Personal information
- Full name: Sunnie Kalani Villapando
- Nickname: Sunny
- Born: January 23, 2000 (age 26) Torrance, California, U.S.
- Hometown: Manhattan Beach, California
- College / University: Stanford USC

Beach volleyball information

Current teammate
| Years | Teammate |
| 2026– | Grydelle Matibag |

Honours
Women's volleyball
Representing Philippines
Southeast Asian Games
| Gold medal – first place | 2025 Thailand | Women's beach |

= Sunny Villapando =

Filipino-American beach volleyball player (born 2000)

Sunnie Kalani Villapando (born January 23, 2000) is a Filipino American beach volleyball player.

==Early life and education==
Sunnie Kalani Villapando was born on January 23, 2000 to Roland and Robin Villapando in Torrance, California. However, she considers the city of Manhattan Beach as her hometown. She graduated from the Mira Costa High School in 2017 before pursuing a degree in product design at Stanford University. She pursued graduate studies at the University of Southern California

==Career==
===College===
Villapando played with Stanford Cardinal beach volleyball team from 2018 to 2021. As a graduate school student, she joined the USC Trojans women's beach volleyball team

===Beach volleyball===
Villapando partnered with Jenny Gaviola of the Philippine Coast Guard at the 2025 AVC Beach Tour Nuvali Open.

She later played in the 2026 season of the Beach Volleyball Republic in the Philippines.

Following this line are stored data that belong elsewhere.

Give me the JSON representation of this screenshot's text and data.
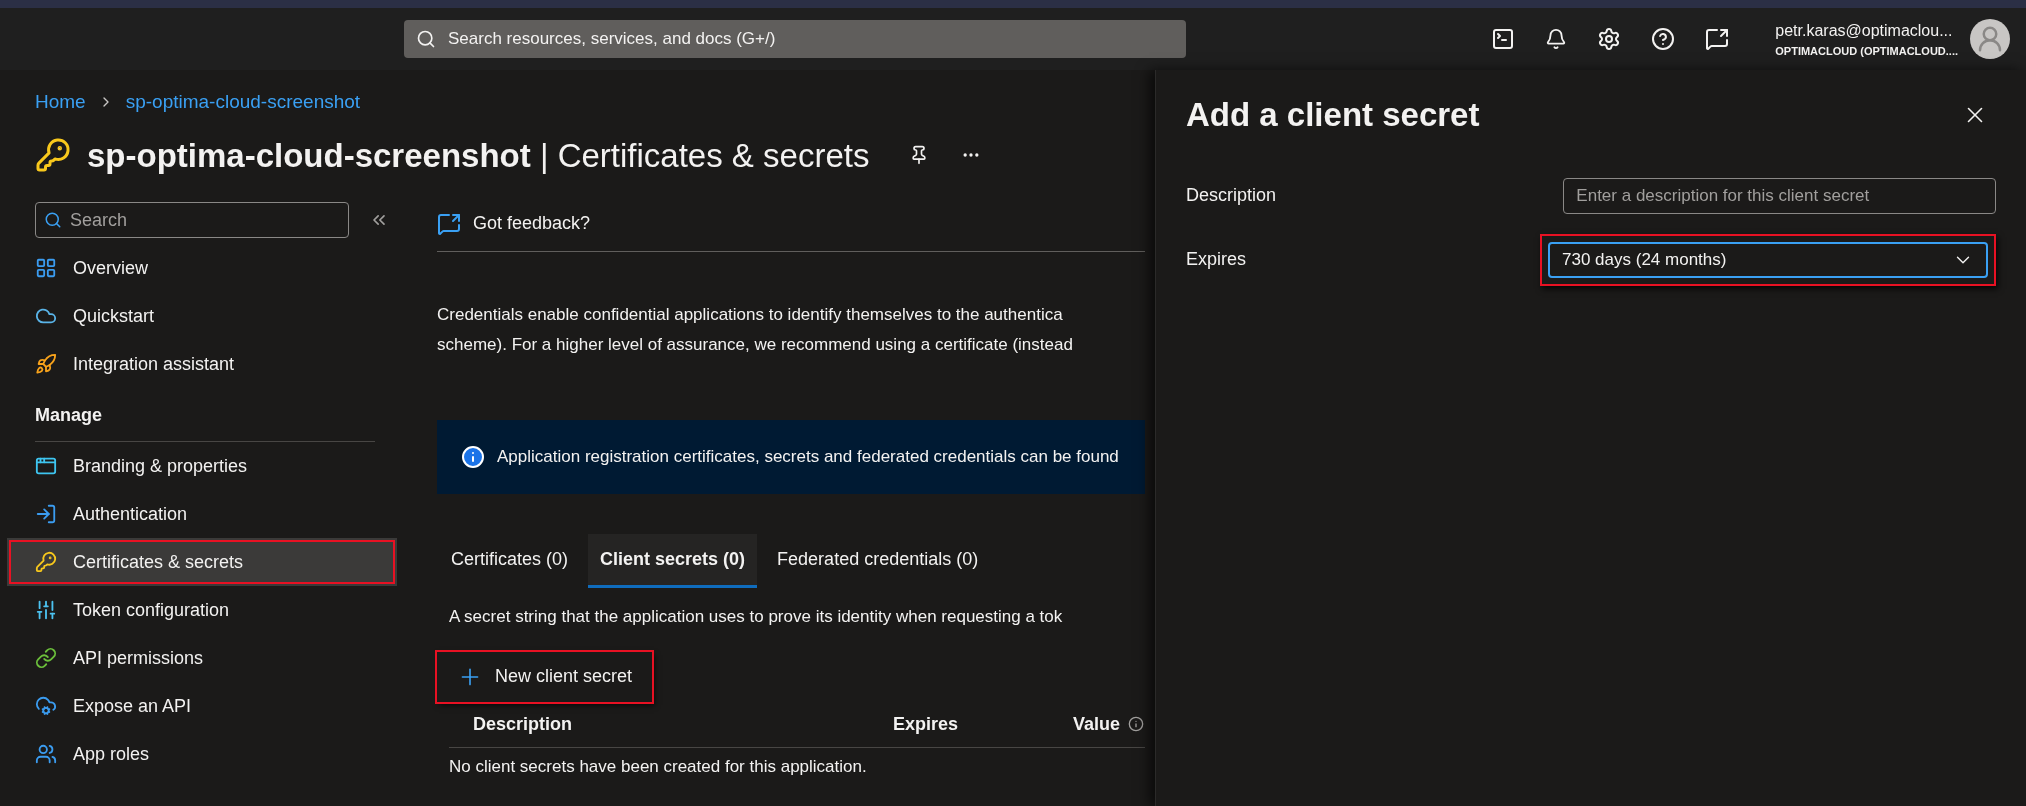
{
  "top_bar": {
    "search_placeholder": "Search resources, services, and docs (G+/)",
    "account": {
      "name": "petr.karas@optimaclou...",
      "directory": "OPTIMACLOUD (OPTIMACLOUD...."
    }
  },
  "breadcrumb": [
    "Home",
    "sp-optima-cloud-screenshot"
  ],
  "page_title": {
    "name": "sp-optima-cloud-screenshot",
    "separator": "|",
    "section": "Certificates & secrets"
  },
  "sidebar": {
    "search_placeholder": "Search",
    "items": [
      {
        "kind": "item",
        "label": "Overview",
        "selected": false,
        "highlighted": false
      },
      {
        "kind": "item",
        "label": "Quickstart",
        "selected": false,
        "highlighted": false
      },
      {
        "kind": "item",
        "label": "Integration assistant",
        "selected": false,
        "highlighted": false
      },
      {
        "kind": "heading",
        "label": "Manage"
      },
      {
        "kind": "item",
        "label": "Branding & properties",
        "selected": false,
        "highlighted": false
      },
      {
        "kind": "item",
        "label": "Authentication",
        "selected": false,
        "highlighted": false
      },
      {
        "kind": "item",
        "label": "Certificates & secrets",
        "selected": true,
        "highlighted": true
      },
      {
        "kind": "item",
        "label": "Token configuration",
        "selected": false,
        "highlighted": false
      },
      {
        "kind": "item",
        "label": "API permissions",
        "selected": false,
        "highlighted": false
      },
      {
        "kind": "item",
        "label": "Expose an API",
        "selected": false,
        "highlighted": false
      },
      {
        "kind": "item",
        "label": "App roles",
        "selected": false,
        "highlighted": false
      }
    ]
  },
  "main": {
    "feedback": "Got feedback?",
    "intro": [
      "Credentials enable confidential applications to identify themselves to the authentica",
      "scheme). For a higher level of assurance, we recommend using a certificate (instead"
    ],
    "info_banner": "Application registration certificates, secrets and federated credentials can be found",
    "tabs": [
      {
        "label": "Certificates (0)",
        "selected": false
      },
      {
        "label": "Client secrets (0)",
        "selected": true
      },
      {
        "label": "Federated credentials (0)",
        "selected": false
      }
    ],
    "tab_description": "A secret string that the application uses to prove its identity when requesting a tok",
    "new_button": {
      "label": "New client secret",
      "highlighted": true
    },
    "table": {
      "columns": [
        "Description",
        "Expires",
        "Value"
      ],
      "empty_message": "No client secrets have been created for this application."
    }
  },
  "panel": {
    "title": "Add a client secret",
    "fields": [
      {
        "kind": "text",
        "label": "Description",
        "placeholder": "Enter a description for this client secret"
      },
      {
        "kind": "select",
        "label": "Expires",
        "value": "730 days (24 months)",
        "highlighted": true
      }
    ]
  }
}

She took part in the 2025 and 2026 seasons.

===National team===
Villapando was part of the quartet which won women's beach volleyball gold medal at the 2025 SEA Games in Thailand, breaking the eight title streak of Thailand since the sport was introduced in the SEA Games in 2003.

She paired with Grydelle Matibag for the 2026 Asian Beach Games in Sanya, China.